Rivedere l’Eu Ets (European Union’s Emissions Trading System) per supportare la competitività del trasporto aereo europeo e gli sforzi di decarbonizzazione del settore. Questa la richiesta che si leva dal comparto aereo, in seguito al dibattito apertosi al Consiglio europeo sul pacchetto normativo che regola le emissioni.

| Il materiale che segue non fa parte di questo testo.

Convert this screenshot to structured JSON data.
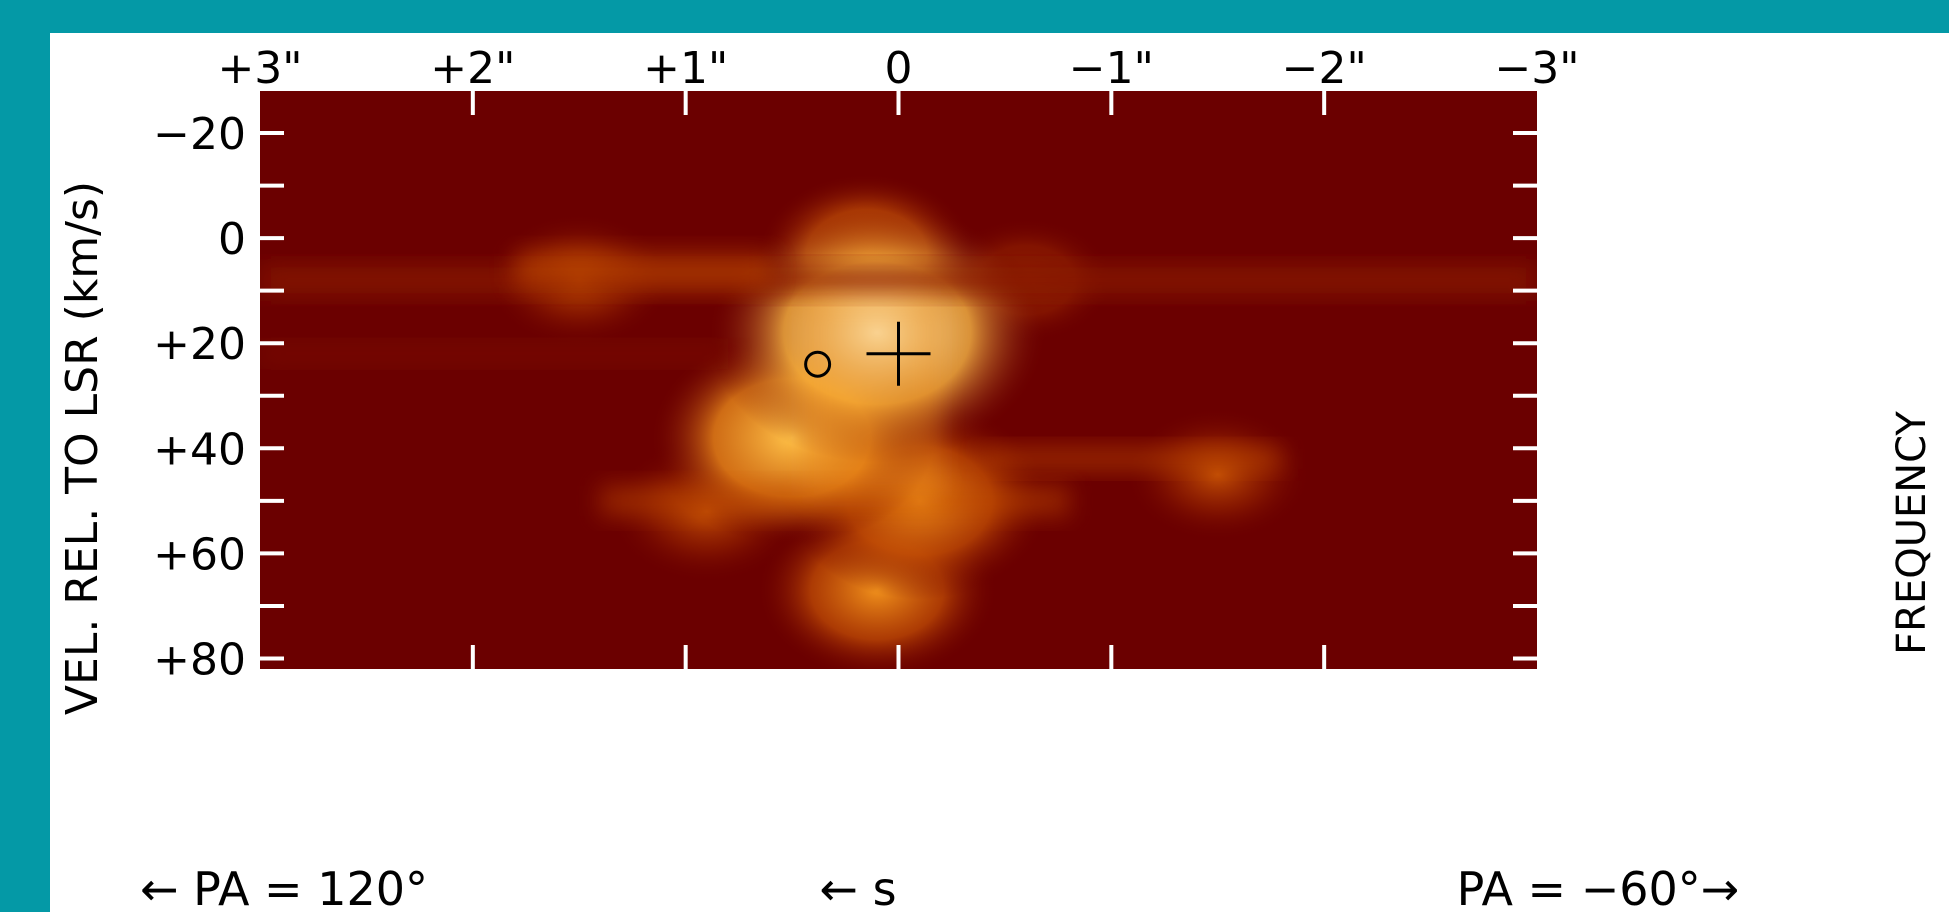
{
  "chart_data": {
    "type": "heatmap",
    "title": "",
    "colormap": [
      "#6b0000",
      "#8a1a00",
      "#c24e05",
      "#f0901c",
      "#ffc24a",
      "#fff6cf"
    ],
    "background_color": "#0499a6",
    "x_axis": {
      "label": "",
      "position": "top",
      "range": [
        3,
        -3
      ],
      "ticks": [
        {
          "value": 3,
          "label": "+3\""
        },
        {
          "value": 2,
          "label": "+2\""
        },
        {
          "value": 1,
          "label": "+1\""
        },
        {
          "value": 0,
          "label": "0"
        },
        {
          "value": -1,
          "label": "−1\""
        },
        {
          "value": -2,
          "label": "−2\""
        },
        {
          "value": -3,
          "label": "−3\""
        }
      ]
    },
    "y_axis": {
      "label": "VEL. REL. TO LSR  (km/s)",
      "range": [
        -28,
        82
      ],
      "inverted": true,
      "ticks": [
        {
          "value": -20,
          "label": "−20"
        },
        {
          "value": 0,
          "label": "0"
        },
        {
          "value": 20,
          "label": "+20"
        },
        {
          "value": 40,
          "label": "+40"
        },
        {
          "value": 60,
          "label": "+60"
        },
        {
          "value": 80,
          "label": "+80"
        }
      ],
      "minor_ticks": [
        -10,
        10,
        30,
        50,
        70
      ]
    },
    "right_axis_label": "FREQUENCY",
    "bottom_labels": {
      "left": "← PA = 120°",
      "center": "← s",
      "right": "PA = −60°→"
    },
    "markers": [
      {
        "type": "plus",
        "x": 0.0,
        "y": 22
      },
      {
        "type": "circle",
        "x": 0.38,
        "y": 24
      }
    ],
    "emission_features": [
      {
        "x": 0.1,
        "y": 18,
        "intensity": 1.0,
        "note": "brightest peak"
      },
      {
        "x": 0.5,
        "y": 38,
        "intensity": 0.75
      },
      {
        "x": -0.1,
        "y": 50,
        "intensity": 0.65
      },
      {
        "x": 0.1,
        "y": 67,
        "intensity": 0.55
      },
      {
        "x": 0.15,
        "y": 3,
        "intensity": 0.45
      },
      {
        "x": 1.5,
        "y": 8,
        "intensity": 0.3
      },
      {
        "x": -0.6,
        "y": 8,
        "intensity": 0.25
      },
      {
        "x": -1.5,
        "y": 45,
        "intensity": 0.3
      },
      {
        "x": 0.9,
        "y": 52,
        "intensity": 0.35
      }
    ]
  }
}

Alla luce della situazione di incertezza internazionale, la Iata chiede all’Unione europea un quadro normativo più equilibrato per aiutare l’aviazione a raggiungere i propri obiettivi di sostenibilità, salvaguardando al contempo le performance finanziarie.

Cosa chiedono i vettori

Secondo l’associazione, riporta traveldailynews.com, la revisione dovrebbe concentrarsi su aspetti chiave, quali la piena attuazione del Sistema di Compensazione e Riduzione delle Emissioni di Carbonio per l’Aviazione Internazionale (CORSIA), l’implementazione di un sistema di prenotazione e richiesta di carburanti sostenibili per l’aviazione (SAF) e il reinvestimento dei proventi dell’Eu Ets su iniziative di decarbonizzazione.

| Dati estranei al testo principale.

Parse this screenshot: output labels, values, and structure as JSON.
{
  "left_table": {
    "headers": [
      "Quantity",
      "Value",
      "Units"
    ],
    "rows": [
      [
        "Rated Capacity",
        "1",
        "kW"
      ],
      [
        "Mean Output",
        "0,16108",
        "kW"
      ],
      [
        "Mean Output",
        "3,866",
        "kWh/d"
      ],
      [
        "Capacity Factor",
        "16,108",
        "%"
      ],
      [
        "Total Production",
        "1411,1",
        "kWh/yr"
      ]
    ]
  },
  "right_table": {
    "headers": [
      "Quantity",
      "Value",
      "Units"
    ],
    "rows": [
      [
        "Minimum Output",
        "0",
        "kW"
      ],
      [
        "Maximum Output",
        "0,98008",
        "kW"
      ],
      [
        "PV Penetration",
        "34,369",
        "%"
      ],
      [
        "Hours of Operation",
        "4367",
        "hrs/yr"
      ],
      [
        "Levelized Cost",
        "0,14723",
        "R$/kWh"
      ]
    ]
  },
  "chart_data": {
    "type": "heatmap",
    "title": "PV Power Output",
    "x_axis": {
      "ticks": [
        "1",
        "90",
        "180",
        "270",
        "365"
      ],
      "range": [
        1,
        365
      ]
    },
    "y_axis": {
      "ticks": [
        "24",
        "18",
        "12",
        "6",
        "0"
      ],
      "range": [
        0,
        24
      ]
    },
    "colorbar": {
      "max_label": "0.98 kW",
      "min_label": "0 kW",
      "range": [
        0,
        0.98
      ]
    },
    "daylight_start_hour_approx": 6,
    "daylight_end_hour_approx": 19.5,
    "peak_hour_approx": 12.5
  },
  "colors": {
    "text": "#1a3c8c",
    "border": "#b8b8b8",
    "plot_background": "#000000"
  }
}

La Iata chiede inoltre all’Ue di adottare un approccio olistico e basato su dati concreti per sostenere la crescita e la competitività a lungo termine dell’aviazione europea. “La politica europea in materia di aviazione deve rafforzare la competitività, promuovendo al contempo la decarbonizzazione - ha affermato il direttore generale della Iata, Willie Walsh -. La revisione del sistema Eu Ets offre un’opportunità cruciale per riorientare gli sforzi verso riduzioni delle emissioni economicamente vantaggiose. La priorità deve essere la piena attuazione del CORSIA, il reinvestimento dei proventi dell’Eu Ets in carburanti sostenibili per l’aviazione e in altre soluzioni credibili per la decarbonizzazione, nonché l’eliminazione di misure sovrapposte che aumentano i costi e la complessità senza apportare benefici ambientali. In questo modo, tuteleremo la connettività aerea europea, una risorsa strategica vitale e fondamentale per l’integrazione, il commercio e gli scambi dell’Ue”.